Silvestri has some thoughts on that, too. Last week, the
Washington Post asked Silvestri to write a piece for the the paper's PostEverything digital opinion section. In the article (which you can
read here), she argues that we should resist the urge to use information gleaned from social media to explain a killer — in this case, Omar Mateen.
"Someone's social media offers, at best, a curated insight into who we are," Silvestri writes. "It's impossible to know Mateen or his father by looking at their Facebook activity, just as it's impossible to know any of us from our socially mediated selves."
Silvestri says an editor from the
Washington Post called her last week asking if she would contribute her thoughts about the response to the Orlando tragedy.
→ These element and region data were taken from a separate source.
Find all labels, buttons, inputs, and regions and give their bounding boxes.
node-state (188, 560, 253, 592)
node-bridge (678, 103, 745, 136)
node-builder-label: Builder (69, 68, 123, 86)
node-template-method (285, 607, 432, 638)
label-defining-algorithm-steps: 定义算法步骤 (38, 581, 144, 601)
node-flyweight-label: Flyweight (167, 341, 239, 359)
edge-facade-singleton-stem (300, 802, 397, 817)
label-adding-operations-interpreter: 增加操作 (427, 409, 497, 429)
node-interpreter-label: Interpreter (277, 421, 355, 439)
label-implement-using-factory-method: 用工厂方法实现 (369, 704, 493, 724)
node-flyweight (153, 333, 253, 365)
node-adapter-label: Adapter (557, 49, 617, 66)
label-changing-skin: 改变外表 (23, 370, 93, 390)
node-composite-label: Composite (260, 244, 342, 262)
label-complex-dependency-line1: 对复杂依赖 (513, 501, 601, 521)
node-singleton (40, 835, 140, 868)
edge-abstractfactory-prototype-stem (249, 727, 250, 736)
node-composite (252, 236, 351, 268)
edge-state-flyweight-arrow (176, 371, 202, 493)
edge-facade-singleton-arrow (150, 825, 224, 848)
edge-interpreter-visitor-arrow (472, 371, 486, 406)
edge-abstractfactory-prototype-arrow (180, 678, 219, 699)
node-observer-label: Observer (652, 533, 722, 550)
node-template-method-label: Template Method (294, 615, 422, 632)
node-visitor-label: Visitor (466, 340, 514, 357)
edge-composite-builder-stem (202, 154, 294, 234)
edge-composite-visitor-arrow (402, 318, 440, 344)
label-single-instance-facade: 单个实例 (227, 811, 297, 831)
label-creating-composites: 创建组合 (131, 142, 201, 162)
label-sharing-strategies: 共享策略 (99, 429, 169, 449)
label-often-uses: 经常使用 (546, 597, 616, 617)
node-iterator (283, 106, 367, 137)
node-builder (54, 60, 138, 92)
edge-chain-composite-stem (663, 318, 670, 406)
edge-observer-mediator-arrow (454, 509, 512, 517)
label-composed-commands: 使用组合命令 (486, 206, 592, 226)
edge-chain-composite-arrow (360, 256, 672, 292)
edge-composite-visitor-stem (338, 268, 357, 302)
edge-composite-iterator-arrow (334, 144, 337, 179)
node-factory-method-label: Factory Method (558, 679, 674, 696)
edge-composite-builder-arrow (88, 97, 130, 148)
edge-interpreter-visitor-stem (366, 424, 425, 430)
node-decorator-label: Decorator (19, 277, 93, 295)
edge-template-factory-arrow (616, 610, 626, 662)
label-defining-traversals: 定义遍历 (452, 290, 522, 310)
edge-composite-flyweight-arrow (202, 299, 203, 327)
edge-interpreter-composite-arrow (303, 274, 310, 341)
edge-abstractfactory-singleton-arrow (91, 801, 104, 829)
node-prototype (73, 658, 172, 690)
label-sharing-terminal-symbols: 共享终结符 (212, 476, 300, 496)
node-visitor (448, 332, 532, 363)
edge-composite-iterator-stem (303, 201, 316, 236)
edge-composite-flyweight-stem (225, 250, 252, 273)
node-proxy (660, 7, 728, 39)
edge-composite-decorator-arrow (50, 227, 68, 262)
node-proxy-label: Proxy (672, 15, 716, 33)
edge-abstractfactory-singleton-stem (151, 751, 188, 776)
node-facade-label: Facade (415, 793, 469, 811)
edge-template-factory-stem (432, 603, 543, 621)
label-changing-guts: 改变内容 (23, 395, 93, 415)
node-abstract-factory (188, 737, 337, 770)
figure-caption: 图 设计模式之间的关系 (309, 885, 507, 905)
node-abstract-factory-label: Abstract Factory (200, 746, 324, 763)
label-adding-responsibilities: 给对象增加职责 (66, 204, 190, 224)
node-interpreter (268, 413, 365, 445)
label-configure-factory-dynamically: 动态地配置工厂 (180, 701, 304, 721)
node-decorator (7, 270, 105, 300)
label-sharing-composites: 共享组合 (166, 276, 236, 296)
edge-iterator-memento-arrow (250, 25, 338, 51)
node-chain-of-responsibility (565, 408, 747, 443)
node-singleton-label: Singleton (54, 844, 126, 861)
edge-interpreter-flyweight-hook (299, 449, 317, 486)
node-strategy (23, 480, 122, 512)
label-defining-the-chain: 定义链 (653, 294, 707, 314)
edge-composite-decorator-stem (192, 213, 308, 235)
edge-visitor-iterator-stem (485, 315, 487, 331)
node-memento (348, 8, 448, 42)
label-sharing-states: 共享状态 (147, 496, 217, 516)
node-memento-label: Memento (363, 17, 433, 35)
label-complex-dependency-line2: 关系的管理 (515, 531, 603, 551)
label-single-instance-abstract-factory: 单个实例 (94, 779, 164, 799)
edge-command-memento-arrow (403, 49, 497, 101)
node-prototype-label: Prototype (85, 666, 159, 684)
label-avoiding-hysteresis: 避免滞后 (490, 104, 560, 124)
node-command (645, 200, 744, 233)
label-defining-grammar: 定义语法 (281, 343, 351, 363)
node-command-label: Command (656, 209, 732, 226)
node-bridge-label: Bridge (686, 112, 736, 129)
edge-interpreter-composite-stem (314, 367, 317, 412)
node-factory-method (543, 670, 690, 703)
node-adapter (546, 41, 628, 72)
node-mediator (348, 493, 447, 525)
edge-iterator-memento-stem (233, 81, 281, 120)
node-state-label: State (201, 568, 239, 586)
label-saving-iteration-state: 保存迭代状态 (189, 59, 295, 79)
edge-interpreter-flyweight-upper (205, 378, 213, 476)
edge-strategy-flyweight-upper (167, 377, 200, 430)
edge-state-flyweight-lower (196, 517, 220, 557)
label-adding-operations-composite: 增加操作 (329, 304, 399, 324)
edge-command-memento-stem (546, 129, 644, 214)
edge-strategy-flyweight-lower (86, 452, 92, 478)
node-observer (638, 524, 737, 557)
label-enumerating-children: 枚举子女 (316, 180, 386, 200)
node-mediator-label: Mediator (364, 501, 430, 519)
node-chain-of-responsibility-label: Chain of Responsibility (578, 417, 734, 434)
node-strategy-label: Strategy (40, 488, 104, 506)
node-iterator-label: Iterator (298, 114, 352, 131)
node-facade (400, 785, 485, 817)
In 2015, Silvestri wrote a book entitled
Friended at the Front: Social Media in the American War Zone, which we
featured in our Scholastic Fantastic cover section a couple weeks ago. The
Post evidently was aware of the book as well.
Silvestri points out that whenever someone "commits the unthinkable," journalists often turn to that person's social media account for information about the attacker and their family. It's faster, she notes, than actually tracking down friends and family. In Mateen's case, his social media didn't provide too much information, so the reporters turned to his father's social media.
But this instinct can be troubling, she
writes:
Cherry-picking information from Facebook makes is (sic) easy for us to "other" these attackers, to paint them as people we can't possibly understand. We've taken this train before. The Matthew Shepard murderers were drug-addicted dropouts. The Columbine killers wore trench coats and listened to heavy metal. The Sandy Hook shooter was a deranged psychopath. The Colorado Springs gunman was an evangelical lunatic. And apparently Mateen used steroids and was expelled from high school for fighting. None of them are like us. The more monstrous they are, the less we identify with them.
She argues social media makes it easier to view these people as monsters but in reality social media only offers snippets of information that we try to understand. She writes that by using these pieces of information to dehumanize someone like Mateen, it allows us to believe something like the Orlando shooting won't happen again.
"This isn't new," Silvestri said in an interview with the
Inlander today. "This is what we always do in a tragedy. We find a scapegoat and find a bad apple, and pretend like the rest of the barrel is fine."
Instead, she says, we should embrace the complexities of every person.
"We must achieve a collective consciousness that accounts for even the most heinous of human behavior, stretching our moral imagination until we see ourselves in the other," she writes.